Electrophysiological and pharmacological properties of glycine receptors were characterized in hippocampal organotypic slice cultures. In the presence of ionotropic glutamate and GABAB receptor antagonists, pressure‐application of glycine onto CA3 pyramidal cells induced a current associated with increased chloride conductance, which was inhibited by strychnine. Similar chloride currents could also be induced with β‐alanine or taurine. Whole‐cell glycine responses were significantly greater in CA3 pyramidal cells than in CA1 pyramidal cells and dentate granule cells, while responses to GABA were similar among these three cell types. Although these results demonstrate the presence of functional glycine receptors in the hippocampus, no evidence for their activation during synaptic stimulation was found. Gabazine, a selective GABAA receptor antagonist, totally blocked evoked IPSCs in CA3 pyramidal cells. Glycine receptor activation is not dependent on transporter‐controlled levels of extracellular glycine, as no chloride current was observed in response to sarcosine, an inhibitor of glycine transporters.
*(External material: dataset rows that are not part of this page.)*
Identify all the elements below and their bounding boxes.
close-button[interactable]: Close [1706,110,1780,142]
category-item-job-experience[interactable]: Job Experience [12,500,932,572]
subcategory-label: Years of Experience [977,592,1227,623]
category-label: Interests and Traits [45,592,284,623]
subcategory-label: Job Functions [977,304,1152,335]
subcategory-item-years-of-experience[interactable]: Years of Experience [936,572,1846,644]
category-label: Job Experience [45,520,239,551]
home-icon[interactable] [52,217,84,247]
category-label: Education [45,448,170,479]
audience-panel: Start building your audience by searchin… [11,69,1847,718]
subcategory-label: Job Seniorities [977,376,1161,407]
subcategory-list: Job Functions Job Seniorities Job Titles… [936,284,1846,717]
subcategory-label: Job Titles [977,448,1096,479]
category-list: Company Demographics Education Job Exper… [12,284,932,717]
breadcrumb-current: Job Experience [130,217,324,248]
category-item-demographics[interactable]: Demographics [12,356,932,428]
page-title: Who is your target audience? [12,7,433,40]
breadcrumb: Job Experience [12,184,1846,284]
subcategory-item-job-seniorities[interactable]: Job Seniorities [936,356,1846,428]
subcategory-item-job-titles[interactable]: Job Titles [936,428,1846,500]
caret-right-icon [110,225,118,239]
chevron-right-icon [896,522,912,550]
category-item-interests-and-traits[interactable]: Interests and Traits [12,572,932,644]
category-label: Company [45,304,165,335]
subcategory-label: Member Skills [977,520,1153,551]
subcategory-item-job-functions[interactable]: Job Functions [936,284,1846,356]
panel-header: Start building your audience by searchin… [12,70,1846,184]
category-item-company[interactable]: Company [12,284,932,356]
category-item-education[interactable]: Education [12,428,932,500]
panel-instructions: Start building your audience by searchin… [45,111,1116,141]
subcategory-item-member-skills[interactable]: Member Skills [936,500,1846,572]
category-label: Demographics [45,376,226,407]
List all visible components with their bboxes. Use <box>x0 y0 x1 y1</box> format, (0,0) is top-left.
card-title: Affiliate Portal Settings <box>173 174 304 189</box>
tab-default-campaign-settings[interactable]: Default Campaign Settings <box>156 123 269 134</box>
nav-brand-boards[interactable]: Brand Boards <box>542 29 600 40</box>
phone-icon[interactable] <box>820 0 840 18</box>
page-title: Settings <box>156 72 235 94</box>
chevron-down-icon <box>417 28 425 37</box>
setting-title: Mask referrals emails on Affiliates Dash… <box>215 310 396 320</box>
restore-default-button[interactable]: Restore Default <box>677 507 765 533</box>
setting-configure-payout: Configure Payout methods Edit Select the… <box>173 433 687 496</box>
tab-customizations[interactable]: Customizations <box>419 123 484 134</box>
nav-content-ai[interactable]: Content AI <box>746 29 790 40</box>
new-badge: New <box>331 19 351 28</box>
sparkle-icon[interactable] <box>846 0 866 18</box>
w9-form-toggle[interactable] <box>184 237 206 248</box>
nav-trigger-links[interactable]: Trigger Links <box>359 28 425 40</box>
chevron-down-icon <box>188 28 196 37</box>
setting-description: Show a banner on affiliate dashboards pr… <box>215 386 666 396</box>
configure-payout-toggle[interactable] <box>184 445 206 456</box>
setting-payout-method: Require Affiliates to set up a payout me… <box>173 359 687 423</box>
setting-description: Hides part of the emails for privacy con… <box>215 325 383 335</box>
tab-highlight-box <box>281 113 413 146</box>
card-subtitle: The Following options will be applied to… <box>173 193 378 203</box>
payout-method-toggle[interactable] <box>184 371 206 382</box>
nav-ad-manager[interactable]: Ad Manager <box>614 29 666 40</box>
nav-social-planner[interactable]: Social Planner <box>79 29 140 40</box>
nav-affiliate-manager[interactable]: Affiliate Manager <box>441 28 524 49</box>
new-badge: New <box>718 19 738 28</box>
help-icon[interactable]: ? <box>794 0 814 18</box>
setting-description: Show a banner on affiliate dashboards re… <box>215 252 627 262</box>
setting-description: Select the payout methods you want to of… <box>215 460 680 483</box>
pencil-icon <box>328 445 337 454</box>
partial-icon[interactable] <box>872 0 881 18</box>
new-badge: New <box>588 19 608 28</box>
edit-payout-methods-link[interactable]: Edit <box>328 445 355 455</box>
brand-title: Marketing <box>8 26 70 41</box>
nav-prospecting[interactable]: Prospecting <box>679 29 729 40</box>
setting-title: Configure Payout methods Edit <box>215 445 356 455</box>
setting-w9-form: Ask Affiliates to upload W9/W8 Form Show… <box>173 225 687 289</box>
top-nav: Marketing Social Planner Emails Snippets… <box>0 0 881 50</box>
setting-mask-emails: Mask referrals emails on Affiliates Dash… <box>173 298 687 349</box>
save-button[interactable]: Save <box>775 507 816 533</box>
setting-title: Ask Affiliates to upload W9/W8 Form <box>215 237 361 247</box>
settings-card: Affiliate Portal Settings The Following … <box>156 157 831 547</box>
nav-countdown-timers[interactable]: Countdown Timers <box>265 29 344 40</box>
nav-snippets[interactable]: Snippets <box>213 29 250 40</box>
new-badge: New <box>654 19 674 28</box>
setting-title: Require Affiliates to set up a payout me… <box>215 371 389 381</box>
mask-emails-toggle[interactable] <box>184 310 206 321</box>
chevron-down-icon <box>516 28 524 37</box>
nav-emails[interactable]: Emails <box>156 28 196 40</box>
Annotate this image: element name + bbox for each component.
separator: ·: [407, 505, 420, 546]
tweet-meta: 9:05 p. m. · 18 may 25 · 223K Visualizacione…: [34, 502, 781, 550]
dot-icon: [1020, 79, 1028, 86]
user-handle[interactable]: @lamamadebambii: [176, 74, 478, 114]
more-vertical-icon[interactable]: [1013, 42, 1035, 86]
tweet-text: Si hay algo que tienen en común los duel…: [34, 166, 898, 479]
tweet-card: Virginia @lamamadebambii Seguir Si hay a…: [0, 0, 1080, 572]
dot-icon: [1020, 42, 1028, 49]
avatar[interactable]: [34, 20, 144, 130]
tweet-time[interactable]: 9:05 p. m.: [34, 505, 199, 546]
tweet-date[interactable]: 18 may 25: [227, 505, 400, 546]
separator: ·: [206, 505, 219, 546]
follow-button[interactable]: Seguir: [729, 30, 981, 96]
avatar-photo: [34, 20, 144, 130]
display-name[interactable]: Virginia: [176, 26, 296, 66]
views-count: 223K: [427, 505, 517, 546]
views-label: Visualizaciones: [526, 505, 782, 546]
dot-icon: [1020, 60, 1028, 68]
In contrast, application of guanidinoethanesulfonic acid, an uptake inhibitor of β‐alanine and taurine, induced strychnine‐sensitive chloride current in the presence of gabazine. These data indicate that modulation of transporters for the endogenous amino acids, β‐alanine and taurine, can regulate tonic activation of glycine receptors, which may function in maintenance of inhibitory tone in the hippocampus.